Brandon stands well over 6 feet, and during heat season, he loses weight. What’s left is muscle — he’s a bear of a man.
“You might see me like a bear, but there, they ignore you, they make you smaller than you are, they don’t pay attention,” Brandon says.
Driving a forklift pays Brandon around $18 an hour, just about a living wage in this region. The warehouse was sold last year, and the new owners cut his salary a buck.
“How long have I been working in the warehouse? Years. How long have I been in this country? Years. And it’s always the same.”
Brandon has also worked as a warehouse lumper, moving boxes by hand. He’s been a mover and worked in manufacturing. He knows heavy labor. He came to California from Michoacán, in Mexico, so he knows hot weather. Familiarity with heat and work isn’t enough. There are limits to how fast the human body can acclimate.

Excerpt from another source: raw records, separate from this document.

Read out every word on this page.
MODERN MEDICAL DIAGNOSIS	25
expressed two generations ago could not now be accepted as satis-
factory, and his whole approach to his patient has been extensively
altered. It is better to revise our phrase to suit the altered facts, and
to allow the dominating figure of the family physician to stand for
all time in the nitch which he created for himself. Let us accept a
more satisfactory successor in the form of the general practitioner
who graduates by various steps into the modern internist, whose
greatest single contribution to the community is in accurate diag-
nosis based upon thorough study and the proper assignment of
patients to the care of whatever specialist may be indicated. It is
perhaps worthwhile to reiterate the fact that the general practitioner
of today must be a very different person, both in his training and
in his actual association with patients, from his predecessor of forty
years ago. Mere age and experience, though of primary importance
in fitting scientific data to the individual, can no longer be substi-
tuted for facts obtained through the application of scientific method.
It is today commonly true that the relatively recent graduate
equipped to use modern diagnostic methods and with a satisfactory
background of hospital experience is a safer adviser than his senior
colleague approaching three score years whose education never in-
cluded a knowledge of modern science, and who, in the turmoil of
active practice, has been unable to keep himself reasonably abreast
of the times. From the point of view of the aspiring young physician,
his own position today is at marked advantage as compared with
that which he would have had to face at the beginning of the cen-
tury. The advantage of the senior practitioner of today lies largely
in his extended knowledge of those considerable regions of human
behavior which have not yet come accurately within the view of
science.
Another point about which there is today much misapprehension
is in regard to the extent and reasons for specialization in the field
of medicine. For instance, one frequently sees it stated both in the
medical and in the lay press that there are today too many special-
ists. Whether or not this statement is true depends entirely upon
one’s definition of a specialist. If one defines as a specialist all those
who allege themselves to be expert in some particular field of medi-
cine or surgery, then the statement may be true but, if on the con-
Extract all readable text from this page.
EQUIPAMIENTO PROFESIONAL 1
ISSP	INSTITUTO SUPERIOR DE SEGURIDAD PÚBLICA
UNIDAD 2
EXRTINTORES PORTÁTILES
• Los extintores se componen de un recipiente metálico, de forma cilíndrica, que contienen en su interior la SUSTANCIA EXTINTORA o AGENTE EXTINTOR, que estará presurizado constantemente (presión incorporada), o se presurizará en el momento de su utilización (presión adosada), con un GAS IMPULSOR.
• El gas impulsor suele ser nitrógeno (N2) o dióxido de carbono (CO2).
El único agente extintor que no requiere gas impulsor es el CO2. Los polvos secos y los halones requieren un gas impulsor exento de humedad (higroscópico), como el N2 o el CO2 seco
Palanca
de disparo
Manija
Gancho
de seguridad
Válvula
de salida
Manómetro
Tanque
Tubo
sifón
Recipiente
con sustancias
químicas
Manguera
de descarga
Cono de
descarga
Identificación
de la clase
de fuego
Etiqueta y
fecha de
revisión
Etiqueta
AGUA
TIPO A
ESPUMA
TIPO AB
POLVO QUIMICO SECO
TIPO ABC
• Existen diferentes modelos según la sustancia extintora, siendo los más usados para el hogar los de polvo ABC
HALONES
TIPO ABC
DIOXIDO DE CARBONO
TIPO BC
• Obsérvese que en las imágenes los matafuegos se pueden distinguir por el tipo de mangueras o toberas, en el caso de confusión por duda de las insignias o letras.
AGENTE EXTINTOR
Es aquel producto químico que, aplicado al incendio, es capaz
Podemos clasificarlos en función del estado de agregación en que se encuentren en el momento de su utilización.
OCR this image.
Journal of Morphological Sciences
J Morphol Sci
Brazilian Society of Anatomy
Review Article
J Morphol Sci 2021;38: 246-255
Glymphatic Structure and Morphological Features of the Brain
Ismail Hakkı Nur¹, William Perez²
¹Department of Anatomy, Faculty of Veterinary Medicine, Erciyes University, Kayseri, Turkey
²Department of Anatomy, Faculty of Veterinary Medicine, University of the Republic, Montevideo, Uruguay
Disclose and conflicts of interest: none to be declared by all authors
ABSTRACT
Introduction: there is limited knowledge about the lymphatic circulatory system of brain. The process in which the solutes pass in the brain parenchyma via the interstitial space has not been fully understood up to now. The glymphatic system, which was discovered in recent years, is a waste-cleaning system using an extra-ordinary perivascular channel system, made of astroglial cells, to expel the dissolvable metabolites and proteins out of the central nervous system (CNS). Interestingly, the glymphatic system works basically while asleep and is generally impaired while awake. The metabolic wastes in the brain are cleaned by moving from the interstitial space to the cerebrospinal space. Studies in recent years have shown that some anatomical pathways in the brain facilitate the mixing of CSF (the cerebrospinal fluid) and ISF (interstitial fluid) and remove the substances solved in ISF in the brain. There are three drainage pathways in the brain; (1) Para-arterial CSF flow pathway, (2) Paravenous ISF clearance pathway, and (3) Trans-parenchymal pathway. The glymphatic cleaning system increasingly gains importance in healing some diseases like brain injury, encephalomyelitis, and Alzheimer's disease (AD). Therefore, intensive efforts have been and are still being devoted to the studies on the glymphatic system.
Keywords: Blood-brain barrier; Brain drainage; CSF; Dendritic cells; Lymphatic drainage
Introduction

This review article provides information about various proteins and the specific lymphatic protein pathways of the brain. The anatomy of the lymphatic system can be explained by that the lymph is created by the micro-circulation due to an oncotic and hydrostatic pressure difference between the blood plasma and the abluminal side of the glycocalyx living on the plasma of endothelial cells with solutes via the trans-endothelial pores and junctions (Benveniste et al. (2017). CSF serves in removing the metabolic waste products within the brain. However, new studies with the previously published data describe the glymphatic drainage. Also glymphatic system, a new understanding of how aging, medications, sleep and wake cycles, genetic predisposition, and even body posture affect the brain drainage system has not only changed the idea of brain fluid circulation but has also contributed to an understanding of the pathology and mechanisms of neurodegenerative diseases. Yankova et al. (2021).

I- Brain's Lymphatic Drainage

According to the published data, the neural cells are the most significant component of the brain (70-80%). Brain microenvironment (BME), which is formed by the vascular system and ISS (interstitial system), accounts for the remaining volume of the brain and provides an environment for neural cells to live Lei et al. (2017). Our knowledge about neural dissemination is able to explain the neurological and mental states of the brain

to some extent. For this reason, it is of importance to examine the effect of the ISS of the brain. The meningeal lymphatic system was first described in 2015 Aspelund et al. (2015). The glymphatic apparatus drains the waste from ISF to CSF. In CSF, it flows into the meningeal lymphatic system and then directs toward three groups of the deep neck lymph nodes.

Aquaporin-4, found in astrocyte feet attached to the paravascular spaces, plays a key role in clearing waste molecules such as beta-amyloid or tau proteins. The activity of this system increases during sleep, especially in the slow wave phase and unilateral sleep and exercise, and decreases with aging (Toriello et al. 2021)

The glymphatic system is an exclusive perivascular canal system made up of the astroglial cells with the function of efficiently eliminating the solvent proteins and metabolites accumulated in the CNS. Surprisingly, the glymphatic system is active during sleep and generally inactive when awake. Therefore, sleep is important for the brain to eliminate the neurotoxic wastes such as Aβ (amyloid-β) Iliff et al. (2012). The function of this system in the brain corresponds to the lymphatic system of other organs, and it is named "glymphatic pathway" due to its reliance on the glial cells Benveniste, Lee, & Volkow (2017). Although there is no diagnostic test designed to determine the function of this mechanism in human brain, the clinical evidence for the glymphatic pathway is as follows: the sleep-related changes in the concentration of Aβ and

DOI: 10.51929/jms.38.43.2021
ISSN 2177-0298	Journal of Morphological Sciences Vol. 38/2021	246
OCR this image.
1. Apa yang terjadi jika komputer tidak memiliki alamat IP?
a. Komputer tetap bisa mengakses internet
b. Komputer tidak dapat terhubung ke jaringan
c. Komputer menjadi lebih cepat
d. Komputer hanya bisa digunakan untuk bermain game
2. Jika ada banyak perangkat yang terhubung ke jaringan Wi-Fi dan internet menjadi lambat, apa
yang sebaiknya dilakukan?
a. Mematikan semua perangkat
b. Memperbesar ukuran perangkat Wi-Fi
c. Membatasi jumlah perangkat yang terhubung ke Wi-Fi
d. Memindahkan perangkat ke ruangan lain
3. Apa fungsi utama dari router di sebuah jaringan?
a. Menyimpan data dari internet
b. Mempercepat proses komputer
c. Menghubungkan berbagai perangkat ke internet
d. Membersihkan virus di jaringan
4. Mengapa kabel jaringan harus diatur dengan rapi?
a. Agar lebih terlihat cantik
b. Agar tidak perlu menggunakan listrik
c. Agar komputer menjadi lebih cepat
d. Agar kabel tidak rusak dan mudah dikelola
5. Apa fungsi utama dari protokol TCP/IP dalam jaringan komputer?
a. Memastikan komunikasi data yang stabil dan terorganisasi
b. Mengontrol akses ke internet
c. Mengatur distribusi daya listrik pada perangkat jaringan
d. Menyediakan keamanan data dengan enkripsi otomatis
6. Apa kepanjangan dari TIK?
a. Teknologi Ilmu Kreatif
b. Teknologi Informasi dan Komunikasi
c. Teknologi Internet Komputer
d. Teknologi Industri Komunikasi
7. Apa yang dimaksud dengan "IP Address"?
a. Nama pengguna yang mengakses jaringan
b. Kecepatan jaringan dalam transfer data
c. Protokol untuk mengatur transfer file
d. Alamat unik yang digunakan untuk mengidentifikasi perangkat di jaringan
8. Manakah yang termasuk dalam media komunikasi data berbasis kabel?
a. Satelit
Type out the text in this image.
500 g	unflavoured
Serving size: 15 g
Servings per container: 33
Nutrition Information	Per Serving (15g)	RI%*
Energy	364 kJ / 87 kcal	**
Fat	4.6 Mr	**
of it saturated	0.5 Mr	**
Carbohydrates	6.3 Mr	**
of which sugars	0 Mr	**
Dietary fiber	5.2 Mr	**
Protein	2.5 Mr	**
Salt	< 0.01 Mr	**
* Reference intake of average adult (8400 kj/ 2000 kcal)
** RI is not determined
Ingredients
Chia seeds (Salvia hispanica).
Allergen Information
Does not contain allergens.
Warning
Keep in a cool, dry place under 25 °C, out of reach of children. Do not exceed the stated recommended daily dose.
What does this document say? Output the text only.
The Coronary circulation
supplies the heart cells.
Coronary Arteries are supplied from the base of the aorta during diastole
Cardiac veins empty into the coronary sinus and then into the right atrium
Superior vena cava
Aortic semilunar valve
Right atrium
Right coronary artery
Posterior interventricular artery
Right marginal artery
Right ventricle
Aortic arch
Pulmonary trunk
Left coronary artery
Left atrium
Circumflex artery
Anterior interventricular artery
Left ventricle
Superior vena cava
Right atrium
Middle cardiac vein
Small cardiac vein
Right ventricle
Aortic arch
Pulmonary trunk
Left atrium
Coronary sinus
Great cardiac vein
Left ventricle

Even before people reach those limits, these conditions make work more dangerous. Heat makes people irritable. It causes more mistakes and accidents.
The best insulation against heat is money. Money can buy air conditioning, or medical care. But as heat intensifies, that protection starts to thin.
“The heat is not asking people for their papers,” says Brandon. “The heat reaches everyone the same. Do you hear me? The heat is fucking us all over.”
Brandon says nobody has to tell workers when heat becomes unsafe. They’ve been trying to tell anyone who would listen.
“Look at the climate,” he says. “It’s changing, it’s getting hotter. But what are they doing about it? The people at the top, the people in charge, they’re not looking for a solution for us.”